Facing many uphill battles in Washington, a centre of many political intrigues, Musk reduced his projected federal savings to first $1 trillion and then to $500 billion, which was still too high for the federal government. According to DOGE’s recent estimates, Musk’s institution may have saved around $160 billion, which might still be an overstatement, experts say.
DOGE “has grossly overstated its financial savings accomplishments,” wrote David Walker, a former US Comptroller General, in a recent article, criticising Musk for his “over promised” and “under delivered” policies.
“It also has not employed a clearly defined, consistently applied and transparent process during its efforts,” which reduced the public’s confidence in the US government, increasing the partisan infighting in Washington, according to Walker.
Any bright spots?
Despite his critiques of DOGE’s conduct, Walker concedes that there was also a bright side to some of Musk’s initiatives which discovered “significant waste in the federal government”, revealing its old-fashioned operational capabilities in regard to information systems and auditing in the age of AI.
But he added that most of these problems were already pointed out by federal agencies like the Government Accountability Office (GAO) and other monitoring groups.

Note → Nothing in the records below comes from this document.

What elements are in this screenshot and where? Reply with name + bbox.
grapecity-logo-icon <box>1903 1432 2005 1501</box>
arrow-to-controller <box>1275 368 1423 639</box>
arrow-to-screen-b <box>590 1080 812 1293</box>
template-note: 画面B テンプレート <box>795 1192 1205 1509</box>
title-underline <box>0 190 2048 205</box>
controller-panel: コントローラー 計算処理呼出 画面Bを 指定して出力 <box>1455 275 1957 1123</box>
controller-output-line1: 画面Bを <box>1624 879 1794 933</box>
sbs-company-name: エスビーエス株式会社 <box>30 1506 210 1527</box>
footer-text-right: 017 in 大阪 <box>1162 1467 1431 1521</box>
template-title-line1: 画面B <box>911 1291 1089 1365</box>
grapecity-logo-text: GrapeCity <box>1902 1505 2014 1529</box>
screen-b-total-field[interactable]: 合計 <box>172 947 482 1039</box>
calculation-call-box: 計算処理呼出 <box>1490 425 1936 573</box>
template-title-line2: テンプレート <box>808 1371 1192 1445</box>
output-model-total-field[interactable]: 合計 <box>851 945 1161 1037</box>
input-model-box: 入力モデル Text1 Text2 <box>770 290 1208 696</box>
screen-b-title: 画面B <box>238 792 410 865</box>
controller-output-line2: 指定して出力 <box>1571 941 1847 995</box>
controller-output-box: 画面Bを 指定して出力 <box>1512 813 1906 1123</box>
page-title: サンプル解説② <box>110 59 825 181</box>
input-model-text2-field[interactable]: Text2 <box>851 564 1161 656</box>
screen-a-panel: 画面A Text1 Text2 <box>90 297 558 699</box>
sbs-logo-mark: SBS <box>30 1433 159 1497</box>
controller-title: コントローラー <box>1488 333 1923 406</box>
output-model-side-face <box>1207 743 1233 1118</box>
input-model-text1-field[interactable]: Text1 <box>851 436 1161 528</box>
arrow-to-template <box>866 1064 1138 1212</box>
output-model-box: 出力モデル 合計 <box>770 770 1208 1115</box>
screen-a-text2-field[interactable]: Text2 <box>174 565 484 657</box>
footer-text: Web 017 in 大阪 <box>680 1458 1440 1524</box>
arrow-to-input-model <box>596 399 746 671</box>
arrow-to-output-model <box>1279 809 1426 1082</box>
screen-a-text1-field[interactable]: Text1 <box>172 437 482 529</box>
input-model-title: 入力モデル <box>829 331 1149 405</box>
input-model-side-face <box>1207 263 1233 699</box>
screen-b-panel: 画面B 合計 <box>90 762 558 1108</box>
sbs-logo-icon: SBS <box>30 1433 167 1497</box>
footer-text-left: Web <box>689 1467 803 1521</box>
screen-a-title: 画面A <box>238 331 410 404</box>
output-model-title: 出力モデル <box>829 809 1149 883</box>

Beside showing the federal government’s waste and its outdated mechanisms, DOGE also demonstrated to government bureaucracy and its top leaders how to use AI techniques to innovate its operations with better accountability, according to Walker.
AI also proved to be a sore point for Musk. He publicly expressed his frustration toward Trump’s pick of Sam Altman, Chief Executive of OpenAI, a leading American AI company, for the government-backed Stargate deal in January.
Musk’s disappointment only grew as Altman was made a key figure in Trump’s recent economic delegation to the Gulf region, where lucrative trade deals were sealed with the UAE, Saudi Arabia, and Qatar.
According to a recent Wall Street Journal report, much to Musk’s dismay, during Trump’s Gulf tour, Altman’s OpenAI led a group of technology firms to win a strategic deal “to build one of the world’s largest artificial-intelligence data centres” in UAE’s capital Abu Dhabi.
“Elon Musk worked hard to try to derail the deal if it didn’t include his own AI startup, according to people familiar with the matter,” the WSJ reported.